The rehearsals -- one almost every other day since December -- take place at the Brooklyn Boys and Girls public high school in Bedford-Stuyvesant, a historically African-American section of New York. The Brooklyn "Steppers" marching band includes brass, woodwind, and percussion players. There's also a flag-twirling component, and a troupe of dancers, who lead off the band's marches. Members range from eight to 19 years old, and attend schools all over Brooklyn.
Bandleader Tyrone Brown said that being chosen to perform in the Inaugural Parade is a great honor, but not a great surprise. "What we know is that our music is strong, that our package was strong, our stories are strong, we are a strong program,” he said. “We are New York's premier marching band, so if they're going to find a marching band from New York, it has to be us. So, it's exciting, you know, we had some doubts, but not many. We got a phone call on a Saturday morning that told us we were in."
The Brooklyn "Steppers" follow a traditional African-American "high-step" style of marching, he says, that is more dance-like than military. "This band comes from a history of black college marching bands up and down the south, where marching high, and the high leg-lift is a tradition,” Brown said. “And we just kind of adopted that tradition and brought it to New York."
The band has often traveled around the country to play. This Martin Luther King Day, they will be performing at New York's Madison Square Garden for Martin Luther King's birthday celebration. But members say nothing will compare to the day after, when they will be in the first division leading the Inaugural Parade for Barack Obama.
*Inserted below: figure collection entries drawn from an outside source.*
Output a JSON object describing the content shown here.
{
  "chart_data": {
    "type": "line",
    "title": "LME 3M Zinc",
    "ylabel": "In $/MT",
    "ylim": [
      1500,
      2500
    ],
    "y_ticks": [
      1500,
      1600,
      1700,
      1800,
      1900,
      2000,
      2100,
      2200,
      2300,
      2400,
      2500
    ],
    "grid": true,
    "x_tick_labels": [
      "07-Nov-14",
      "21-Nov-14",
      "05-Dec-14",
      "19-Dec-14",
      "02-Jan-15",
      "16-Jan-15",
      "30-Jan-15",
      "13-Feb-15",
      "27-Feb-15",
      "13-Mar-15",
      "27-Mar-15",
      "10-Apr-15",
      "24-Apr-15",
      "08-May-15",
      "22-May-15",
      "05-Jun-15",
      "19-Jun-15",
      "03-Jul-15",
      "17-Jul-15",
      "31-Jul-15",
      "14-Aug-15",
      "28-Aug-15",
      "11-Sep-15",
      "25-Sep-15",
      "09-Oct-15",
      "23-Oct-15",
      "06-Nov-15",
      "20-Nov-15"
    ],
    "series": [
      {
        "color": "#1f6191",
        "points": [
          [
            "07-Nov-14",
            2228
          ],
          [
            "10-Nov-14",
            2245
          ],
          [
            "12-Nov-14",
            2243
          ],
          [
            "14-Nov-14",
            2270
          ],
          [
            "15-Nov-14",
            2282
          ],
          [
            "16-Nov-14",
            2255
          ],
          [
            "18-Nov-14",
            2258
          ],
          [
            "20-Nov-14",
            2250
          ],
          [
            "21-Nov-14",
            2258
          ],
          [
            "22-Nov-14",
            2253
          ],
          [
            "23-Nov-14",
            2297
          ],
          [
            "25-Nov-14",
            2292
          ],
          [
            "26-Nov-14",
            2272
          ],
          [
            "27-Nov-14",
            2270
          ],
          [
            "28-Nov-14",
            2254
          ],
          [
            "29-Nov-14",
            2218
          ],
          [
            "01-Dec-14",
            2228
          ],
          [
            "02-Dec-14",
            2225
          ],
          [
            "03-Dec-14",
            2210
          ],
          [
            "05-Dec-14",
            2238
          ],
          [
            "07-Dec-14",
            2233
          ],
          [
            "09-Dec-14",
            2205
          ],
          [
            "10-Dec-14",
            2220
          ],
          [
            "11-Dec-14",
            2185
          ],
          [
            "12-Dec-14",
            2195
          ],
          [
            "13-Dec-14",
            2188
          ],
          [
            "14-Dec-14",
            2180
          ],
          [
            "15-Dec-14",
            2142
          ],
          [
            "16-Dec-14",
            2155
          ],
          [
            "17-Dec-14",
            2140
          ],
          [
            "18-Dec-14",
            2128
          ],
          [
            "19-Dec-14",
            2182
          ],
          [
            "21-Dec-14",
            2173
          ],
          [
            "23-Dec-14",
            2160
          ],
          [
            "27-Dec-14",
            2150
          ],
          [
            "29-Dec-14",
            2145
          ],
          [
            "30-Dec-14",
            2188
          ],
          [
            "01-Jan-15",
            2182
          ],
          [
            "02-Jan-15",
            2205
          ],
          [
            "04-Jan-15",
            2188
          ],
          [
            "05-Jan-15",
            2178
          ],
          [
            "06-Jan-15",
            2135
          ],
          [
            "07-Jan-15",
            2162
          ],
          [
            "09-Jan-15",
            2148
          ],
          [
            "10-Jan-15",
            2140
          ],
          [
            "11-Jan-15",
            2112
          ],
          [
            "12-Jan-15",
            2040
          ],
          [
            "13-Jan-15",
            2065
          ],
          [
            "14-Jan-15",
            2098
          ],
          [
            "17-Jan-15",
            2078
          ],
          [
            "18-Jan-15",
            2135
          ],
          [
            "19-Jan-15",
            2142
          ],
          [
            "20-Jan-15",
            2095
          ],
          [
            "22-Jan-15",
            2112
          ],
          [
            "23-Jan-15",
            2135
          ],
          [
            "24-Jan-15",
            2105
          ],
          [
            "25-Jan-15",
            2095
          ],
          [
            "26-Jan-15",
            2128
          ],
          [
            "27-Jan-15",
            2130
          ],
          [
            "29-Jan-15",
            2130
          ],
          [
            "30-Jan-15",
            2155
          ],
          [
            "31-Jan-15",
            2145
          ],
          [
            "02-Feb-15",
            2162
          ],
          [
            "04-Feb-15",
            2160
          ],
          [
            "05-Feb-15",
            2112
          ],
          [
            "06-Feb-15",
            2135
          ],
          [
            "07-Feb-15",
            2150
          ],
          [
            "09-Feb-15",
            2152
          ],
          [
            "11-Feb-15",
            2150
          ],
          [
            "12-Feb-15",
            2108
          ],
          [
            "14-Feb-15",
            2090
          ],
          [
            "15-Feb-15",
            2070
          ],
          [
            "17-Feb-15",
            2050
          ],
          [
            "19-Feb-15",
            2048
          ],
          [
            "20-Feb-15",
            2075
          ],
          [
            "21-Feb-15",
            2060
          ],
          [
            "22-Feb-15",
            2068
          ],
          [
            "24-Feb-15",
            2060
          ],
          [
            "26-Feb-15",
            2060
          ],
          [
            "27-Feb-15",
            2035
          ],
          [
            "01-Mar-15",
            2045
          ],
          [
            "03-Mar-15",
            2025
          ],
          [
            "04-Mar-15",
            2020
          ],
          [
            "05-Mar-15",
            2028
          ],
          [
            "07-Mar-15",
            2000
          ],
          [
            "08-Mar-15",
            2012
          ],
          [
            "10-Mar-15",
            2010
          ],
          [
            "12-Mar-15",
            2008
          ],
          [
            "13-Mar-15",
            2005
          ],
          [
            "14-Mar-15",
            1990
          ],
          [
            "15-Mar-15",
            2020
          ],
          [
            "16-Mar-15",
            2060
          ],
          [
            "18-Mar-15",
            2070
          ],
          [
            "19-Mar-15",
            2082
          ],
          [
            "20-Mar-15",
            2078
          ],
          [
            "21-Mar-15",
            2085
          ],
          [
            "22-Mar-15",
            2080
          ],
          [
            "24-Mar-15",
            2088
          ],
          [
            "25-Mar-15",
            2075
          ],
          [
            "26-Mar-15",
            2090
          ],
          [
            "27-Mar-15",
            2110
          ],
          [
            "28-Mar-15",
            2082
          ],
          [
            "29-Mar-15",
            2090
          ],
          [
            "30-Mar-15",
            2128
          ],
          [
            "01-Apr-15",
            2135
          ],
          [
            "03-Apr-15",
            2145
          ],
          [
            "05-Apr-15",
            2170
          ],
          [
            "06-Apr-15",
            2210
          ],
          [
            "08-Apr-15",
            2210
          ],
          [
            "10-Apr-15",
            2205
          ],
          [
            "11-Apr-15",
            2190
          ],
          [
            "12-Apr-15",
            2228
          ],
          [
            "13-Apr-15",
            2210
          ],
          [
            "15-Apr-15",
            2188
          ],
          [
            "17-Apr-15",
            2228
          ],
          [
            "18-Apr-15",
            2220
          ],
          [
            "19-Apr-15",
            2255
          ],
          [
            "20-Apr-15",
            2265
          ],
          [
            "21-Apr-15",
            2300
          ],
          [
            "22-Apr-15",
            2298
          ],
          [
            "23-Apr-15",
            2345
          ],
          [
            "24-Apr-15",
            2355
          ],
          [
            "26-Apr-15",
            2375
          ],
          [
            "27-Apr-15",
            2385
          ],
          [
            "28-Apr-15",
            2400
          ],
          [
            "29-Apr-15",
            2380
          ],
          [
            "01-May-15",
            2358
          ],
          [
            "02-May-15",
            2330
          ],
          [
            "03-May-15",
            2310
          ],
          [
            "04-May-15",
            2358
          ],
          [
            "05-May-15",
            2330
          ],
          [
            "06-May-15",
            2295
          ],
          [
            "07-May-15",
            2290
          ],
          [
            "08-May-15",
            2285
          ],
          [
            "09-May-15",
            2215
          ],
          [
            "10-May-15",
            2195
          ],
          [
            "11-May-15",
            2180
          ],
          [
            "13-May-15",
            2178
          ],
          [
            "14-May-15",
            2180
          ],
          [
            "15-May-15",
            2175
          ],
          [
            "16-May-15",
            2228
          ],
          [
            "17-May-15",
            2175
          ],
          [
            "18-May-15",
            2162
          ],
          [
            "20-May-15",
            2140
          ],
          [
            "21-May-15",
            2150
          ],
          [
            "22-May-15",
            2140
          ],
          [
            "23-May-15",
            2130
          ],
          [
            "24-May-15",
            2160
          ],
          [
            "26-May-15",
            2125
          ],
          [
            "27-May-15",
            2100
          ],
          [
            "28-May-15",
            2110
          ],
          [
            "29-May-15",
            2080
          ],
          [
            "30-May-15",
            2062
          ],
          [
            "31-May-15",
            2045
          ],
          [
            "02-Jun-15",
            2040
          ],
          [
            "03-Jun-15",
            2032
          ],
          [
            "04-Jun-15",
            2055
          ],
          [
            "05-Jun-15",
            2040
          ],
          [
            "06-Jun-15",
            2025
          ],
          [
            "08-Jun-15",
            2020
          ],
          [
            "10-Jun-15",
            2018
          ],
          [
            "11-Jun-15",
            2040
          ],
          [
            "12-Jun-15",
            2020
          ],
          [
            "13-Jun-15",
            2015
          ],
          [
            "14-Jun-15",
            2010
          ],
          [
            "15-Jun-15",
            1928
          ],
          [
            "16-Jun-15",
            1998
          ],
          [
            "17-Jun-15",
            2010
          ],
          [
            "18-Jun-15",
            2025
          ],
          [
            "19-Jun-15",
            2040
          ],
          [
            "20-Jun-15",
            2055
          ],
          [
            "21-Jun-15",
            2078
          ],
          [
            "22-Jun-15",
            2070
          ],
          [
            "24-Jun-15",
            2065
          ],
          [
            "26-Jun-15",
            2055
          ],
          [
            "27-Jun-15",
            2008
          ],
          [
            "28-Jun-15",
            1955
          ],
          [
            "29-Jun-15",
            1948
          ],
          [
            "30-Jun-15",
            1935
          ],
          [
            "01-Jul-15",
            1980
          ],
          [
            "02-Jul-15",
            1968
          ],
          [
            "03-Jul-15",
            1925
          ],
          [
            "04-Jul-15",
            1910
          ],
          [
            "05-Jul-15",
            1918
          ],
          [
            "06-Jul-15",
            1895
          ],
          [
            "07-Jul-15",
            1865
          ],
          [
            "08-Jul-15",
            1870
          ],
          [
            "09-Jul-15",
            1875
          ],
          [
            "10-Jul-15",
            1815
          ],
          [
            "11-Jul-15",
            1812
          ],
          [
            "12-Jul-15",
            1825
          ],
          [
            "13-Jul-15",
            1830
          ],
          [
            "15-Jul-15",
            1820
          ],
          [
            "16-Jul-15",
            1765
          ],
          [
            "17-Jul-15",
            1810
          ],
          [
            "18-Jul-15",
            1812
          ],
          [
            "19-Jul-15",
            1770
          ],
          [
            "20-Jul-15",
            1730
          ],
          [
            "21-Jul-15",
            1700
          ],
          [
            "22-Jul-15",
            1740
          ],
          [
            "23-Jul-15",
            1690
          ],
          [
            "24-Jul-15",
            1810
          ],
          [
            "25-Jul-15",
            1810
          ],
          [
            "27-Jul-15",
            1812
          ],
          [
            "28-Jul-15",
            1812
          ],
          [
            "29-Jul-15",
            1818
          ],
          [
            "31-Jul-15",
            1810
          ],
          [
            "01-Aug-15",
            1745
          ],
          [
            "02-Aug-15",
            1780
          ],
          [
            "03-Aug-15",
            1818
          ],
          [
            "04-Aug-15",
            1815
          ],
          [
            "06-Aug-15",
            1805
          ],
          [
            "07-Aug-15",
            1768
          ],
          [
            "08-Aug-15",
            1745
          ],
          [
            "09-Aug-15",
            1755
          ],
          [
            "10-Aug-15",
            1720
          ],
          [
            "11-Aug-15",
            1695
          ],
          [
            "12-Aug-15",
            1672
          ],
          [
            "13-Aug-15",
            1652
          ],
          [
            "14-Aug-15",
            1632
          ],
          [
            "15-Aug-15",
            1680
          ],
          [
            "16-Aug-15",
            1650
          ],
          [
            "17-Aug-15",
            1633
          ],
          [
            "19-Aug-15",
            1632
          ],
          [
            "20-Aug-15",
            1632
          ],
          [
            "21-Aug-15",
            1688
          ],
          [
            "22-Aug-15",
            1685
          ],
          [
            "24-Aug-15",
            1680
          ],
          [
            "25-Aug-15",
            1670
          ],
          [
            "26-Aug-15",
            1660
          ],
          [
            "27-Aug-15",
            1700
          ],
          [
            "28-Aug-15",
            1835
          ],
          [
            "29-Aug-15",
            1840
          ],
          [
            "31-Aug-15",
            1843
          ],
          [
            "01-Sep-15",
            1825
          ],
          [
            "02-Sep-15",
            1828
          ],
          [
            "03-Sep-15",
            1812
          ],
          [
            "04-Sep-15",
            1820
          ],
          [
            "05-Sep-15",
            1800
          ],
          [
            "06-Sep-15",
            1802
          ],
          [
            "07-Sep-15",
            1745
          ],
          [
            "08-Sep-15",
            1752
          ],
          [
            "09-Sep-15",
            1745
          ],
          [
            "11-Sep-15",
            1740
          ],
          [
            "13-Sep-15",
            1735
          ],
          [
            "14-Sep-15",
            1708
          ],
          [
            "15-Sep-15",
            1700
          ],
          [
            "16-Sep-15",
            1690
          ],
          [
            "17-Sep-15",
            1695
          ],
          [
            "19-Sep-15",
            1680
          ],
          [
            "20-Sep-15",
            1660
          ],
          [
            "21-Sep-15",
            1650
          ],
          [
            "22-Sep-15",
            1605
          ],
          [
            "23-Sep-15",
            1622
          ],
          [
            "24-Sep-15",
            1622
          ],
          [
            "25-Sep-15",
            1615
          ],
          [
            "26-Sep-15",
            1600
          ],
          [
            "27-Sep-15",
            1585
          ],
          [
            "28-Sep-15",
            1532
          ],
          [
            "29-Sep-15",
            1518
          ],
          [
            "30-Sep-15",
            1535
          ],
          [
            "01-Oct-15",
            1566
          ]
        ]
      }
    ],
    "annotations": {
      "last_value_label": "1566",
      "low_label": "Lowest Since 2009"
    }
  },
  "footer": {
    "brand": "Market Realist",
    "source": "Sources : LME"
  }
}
Twelve-year-old Samantha Umpthery plays the cymbals. "I feel it's an honor to play for the first black President of the United States,” she said, adding, “And also I prayed that everybody will stand up for him that God will watch over him." Tanet Fleming, 9, who plays the tenor drum, said she has become a celebrity at school. "I'm going to be excited because my classmates are asking me autographs from him and stuff, like pictures,” she said. Tubaist Timmy Okotieuro, 16, said, “This is epic, to be able to be a part of it, to say to my children and for them to tell their children, yeah, I had a relative who performed at the inauguration of the first African-American president.”
Band parents like Sharon Joseph are just as excited as their children, if not more so. "I'm not quite sure if they really recognize the great opportunity this is. Of all the marching bands around, to be chosen out of Brooklyn to come and participate in this history-making event, I'm not quite sure if they've gotten it yet."
Band leader Tyrone Brown says that in their march down Pennsylvania Avenue, the Brooklyn "Steppers" will play about half a dozen songs. They will include a Bill Withers song, “Lovely Day,” and the Stevie Wonder tune that was a theme of Mr. Obama's campaign: "Signed, Sealed, Delivered [I'm Yours]."